“Great relationships feel good for the soul and should add to your life, not stress it out.” ~Lisa Merlo-Booth
Regardless of how many gifts, cards, or flowers you get on Valentine’s Day, the actual test of love is how it makes you feel. Too many damaging messages cause a lot of confusion for people regarding love:
- “Love hurts.”
- “Love is a battlefield.”
- “Love is never having to say you’re sorry.”
These are all toxic messages that can leave many people normalizing bad relationships. Don’t fall into this trap.

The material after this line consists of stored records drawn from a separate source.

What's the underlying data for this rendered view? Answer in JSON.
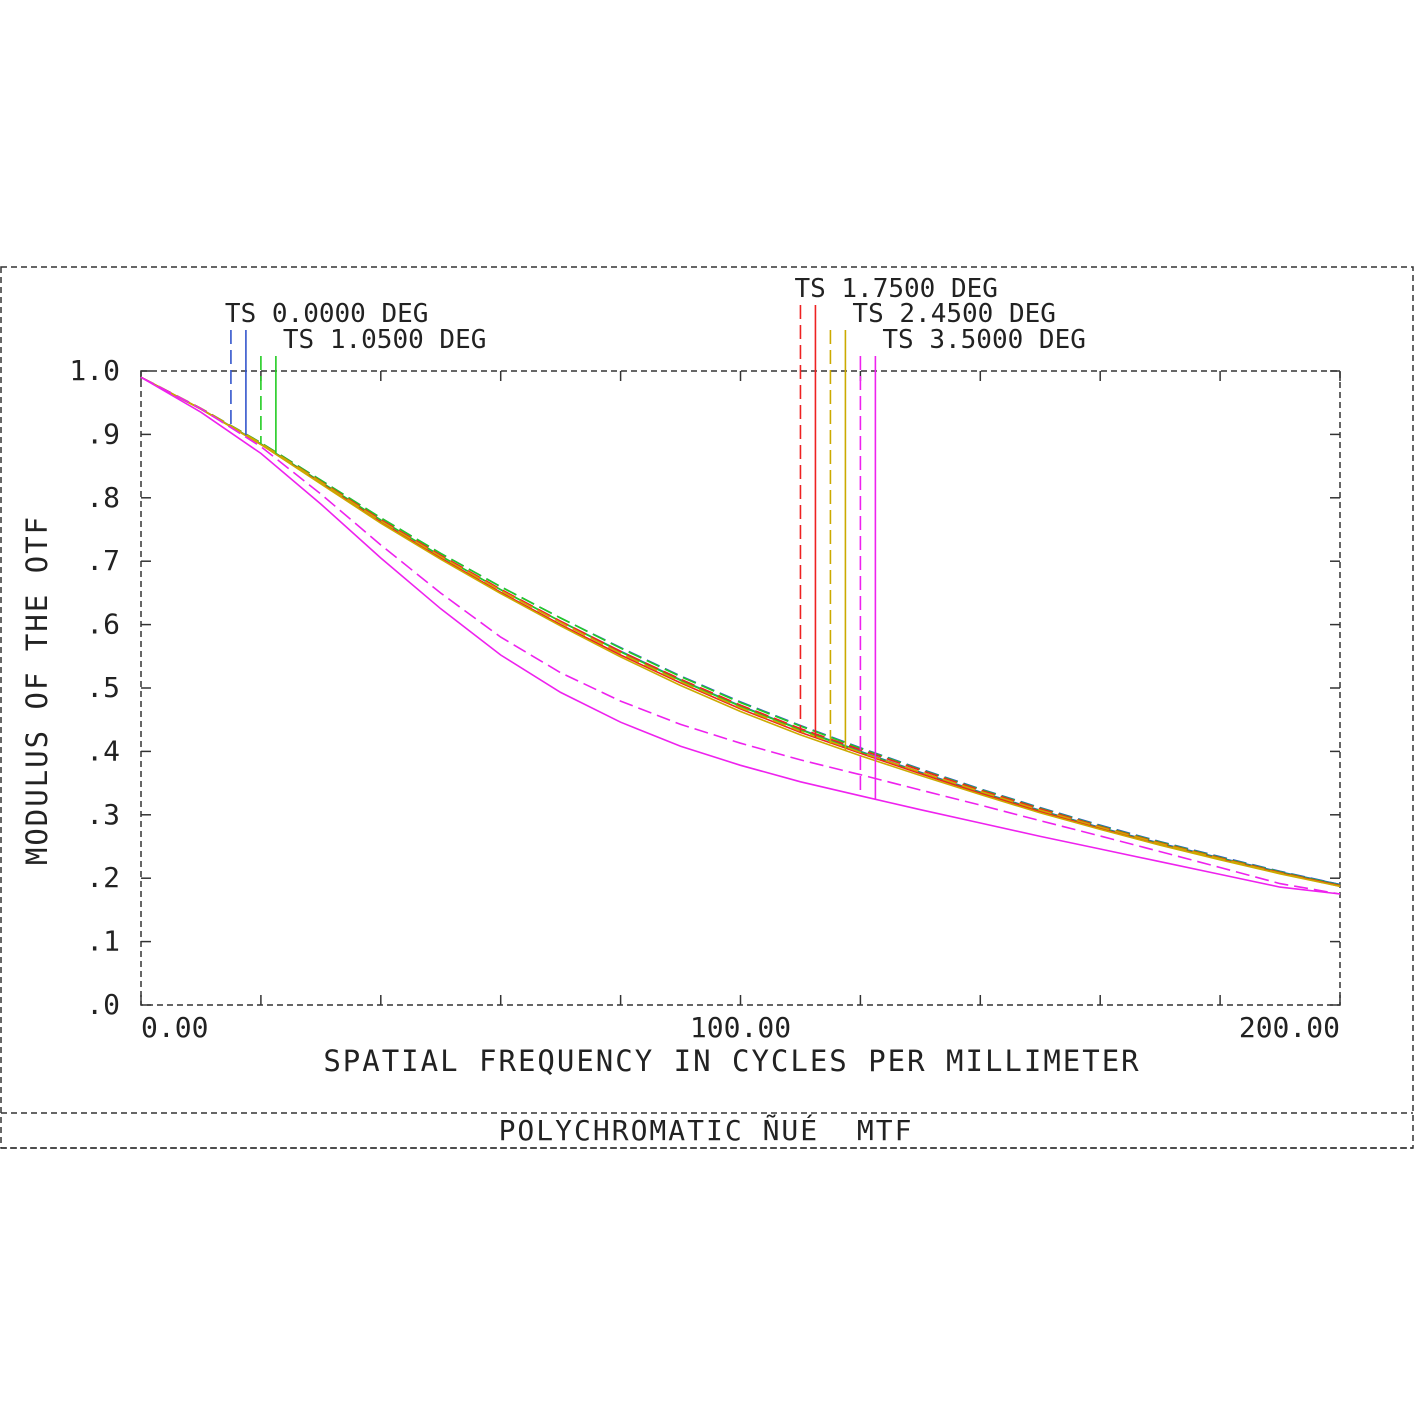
{
  "footer": {
    "title": "POLYCHROMATIC ÑUÉ  MTF"
  },
  "chart_data": {
    "type": "line",
    "xlabel": "SPATIAL FREQUENCY IN CYCLES PER MILLIMETER",
    "ylabel": "MODULUS OF THE OTF",
    "xlim": [
      0,
      200
    ],
    "ylim": [
      0,
      1.0
    ],
    "x_tick_values": [
      0,
      20,
      40,
      60,
      80,
      100,
      120,
      140,
      160,
      180,
      200
    ],
    "x_tick_labels": [
      {
        "value": 0,
        "label": "0.00"
      },
      {
        "value": 100,
        "label": "100.00"
      },
      {
        "value": 200,
        "label": "200.00"
      }
    ],
    "y_tick_labels": [
      {
        "value": 1.0,
        "label": "1.0"
      },
      {
        "value": 0.9,
        "label": ".9"
      },
      {
        "value": 0.8,
        "label": ".8"
      },
      {
        "value": 0.7,
        "label": ".7"
      },
      {
        "value": 0.6,
        "label": ".6"
      },
      {
        "value": 0.5,
        "label": ".5"
      },
      {
        "value": 0.4,
        "label": ".4"
      },
      {
        "value": 0.3,
        "label": ".3"
      },
      {
        "value": 0.2,
        "label": ".2"
      },
      {
        "value": 0.1,
        "label": ".1"
      },
      {
        "value": 0.0,
        "label": ".0"
      }
    ],
    "grid": false,
    "legend": [
      {
        "label": "TS 0.0000 DEG",
        "color": "#3355cc",
        "row": 1,
        "marker_x": [
          15.0,
          17.5
        ]
      },
      {
        "label": "TS 1.0500 DEG",
        "color": "#22cc22",
        "row": 2,
        "marker_x": [
          20.0,
          22.5
        ]
      },
      {
        "label": "TS 1.7500 DEG",
        "color": "#ee2222",
        "row": 0,
        "marker_x": [
          110.0,
          112.5
        ]
      },
      {
        "label": "TS 2.4500 DEG",
        "color": "#ccaa00",
        "row": 1,
        "marker_x": [
          115.0,
          117.5
        ]
      },
      {
        "label": "TS 3.5000 DEG",
        "color": "#ee22ee",
        "row": 2,
        "marker_x": [
          120.0,
          122.5
        ]
      }
    ],
    "x": [
      0,
      10,
      20,
      30,
      40,
      50,
      60,
      70,
      80,
      90,
      100,
      110,
      120,
      130,
      140,
      150,
      160,
      170,
      180,
      190,
      200
    ],
    "series": [
      {
        "name": "TS 0.0000 DEG",
        "color": "#3355cc",
        "values": [
          0.99,
          0.94,
          0.885,
          0.825,
          0.765,
          0.708,
          0.655,
          0.605,
          0.558,
          0.513,
          0.472,
          0.435,
          0.4,
          0.367,
          0.336,
          0.307,
          0.28,
          0.255,
          0.232,
          0.21,
          0.19
        ]
      },
      {
        "name": "TS 1.0500 DEG",
        "color": "#22cc22",
        "values": [
          0.99,
          0.94,
          0.885,
          0.825,
          0.765,
          0.708,
          0.655,
          0.605,
          0.557,
          0.512,
          0.471,
          0.434,
          0.399,
          0.366,
          0.335,
          0.306,
          0.279,
          0.254,
          0.231,
          0.209,
          0.189
        ]
      },
      {
        "name": "TS 1.7500 DEG",
        "color": "#ee2222",
        "values": [
          0.99,
          0.94,
          0.884,
          0.823,
          0.762,
          0.705,
          0.651,
          0.6,
          0.552,
          0.508,
          0.467,
          0.43,
          0.397,
          0.365,
          0.334,
          0.305,
          0.278,
          0.253,
          0.23,
          0.208,
          0.188
        ]
      },
      {
        "name": "TS 2.4500 DEG",
        "color": "#ccaa00",
        "values": [
          0.99,
          0.94,
          0.884,
          0.822,
          0.76,
          0.703,
          0.649,
          0.598,
          0.549,
          0.504,
          0.463,
          0.426,
          0.393,
          0.362,
          0.332,
          0.303,
          0.277,
          0.252,
          0.229,
          0.207,
          0.187
        ]
      },
      {
        "name": "TS 3.5000 DEG",
        "color": "#ee22ee",
        "values": [
          0.99,
          0.935,
          0.87,
          0.79,
          0.705,
          0.625,
          0.552,
          0.493,
          0.446,
          0.408,
          0.378,
          0.352,
          0.33,
          0.308,
          0.287,
          0.266,
          0.246,
          0.226,
          0.206,
          0.186,
          0.175
        ]
      }
    ]
  }
}
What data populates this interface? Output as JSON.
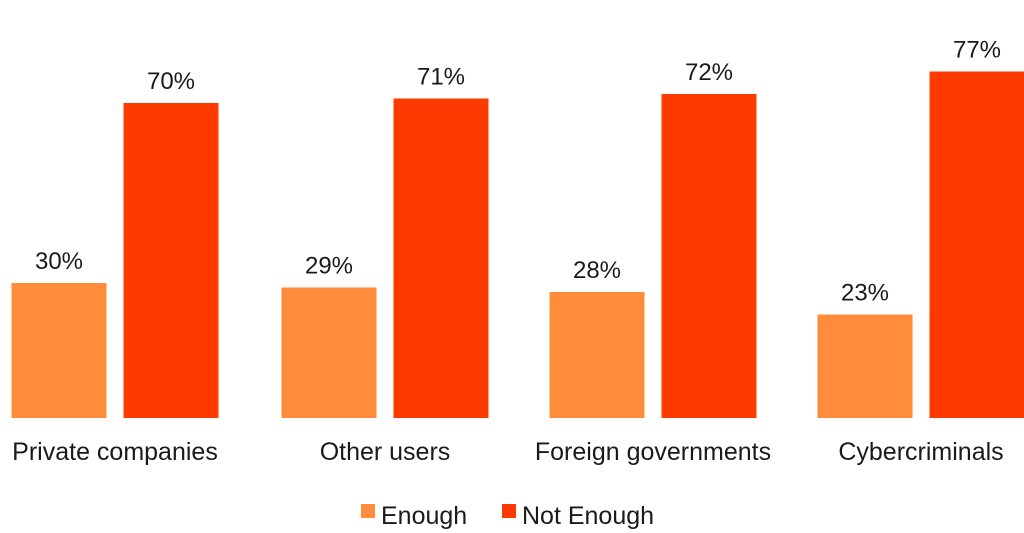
{
  "chart_data": {
    "type": "bar",
    "title": "",
    "xlabel": "",
    "ylabel": "",
    "ylim": [
      0,
      80
    ],
    "grid": false,
    "legend_position": "bottom",
    "categories": [
      "Private companies",
      "Other users",
      "Foreign governments",
      "Cybercriminals"
    ],
    "series": [
      {
        "name": "Enough",
        "color": "#FF8C3A",
        "values": [
          30,
          29,
          28,
          23
        ],
        "labels": [
          "30%",
          "29%",
          "28%",
          "23%"
        ]
      },
      {
        "name": "Not Enough",
        "color": "#FF3A00",
        "values": [
          70,
          71,
          72,
          77
        ],
        "labels": [
          "70%",
          "71%",
          "72%",
          "77%"
        ]
      }
    ]
  }
}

Great relationships consist of a steady stream of kind acts, loving moments, mutual support, genuine warm regard, and mutual respect. They’re not perfect. There is a forever dance within them of mistakes, repair, forgiveness, and growth. And at the end of the day, it feels good to come home when true love is at the helm.
The bottom line is your emotional and physical safety should be an absolute given when it comes to close relationships and love. Total safety is a given in the best of times as much as it is in the most challenging times. Love should never be a “battlefield.” True love is the place you come home to for nurturance from the storm of life; it is not the storm. Don’t ever lose focus on what healthy love should truly feel like. Don’t be duped by cards and gifts if you’re left feeling sad, anxious, fearful, unsafe or like you’re not enough in your own home.
Challenge: Pay attention to how you feel, more times than not, in your closest relationships. If you don’t feel good in them, it’s time to re-examine your relationship. Get help, or walk away from the unhealthy ones so you can find the ones that feed your soul.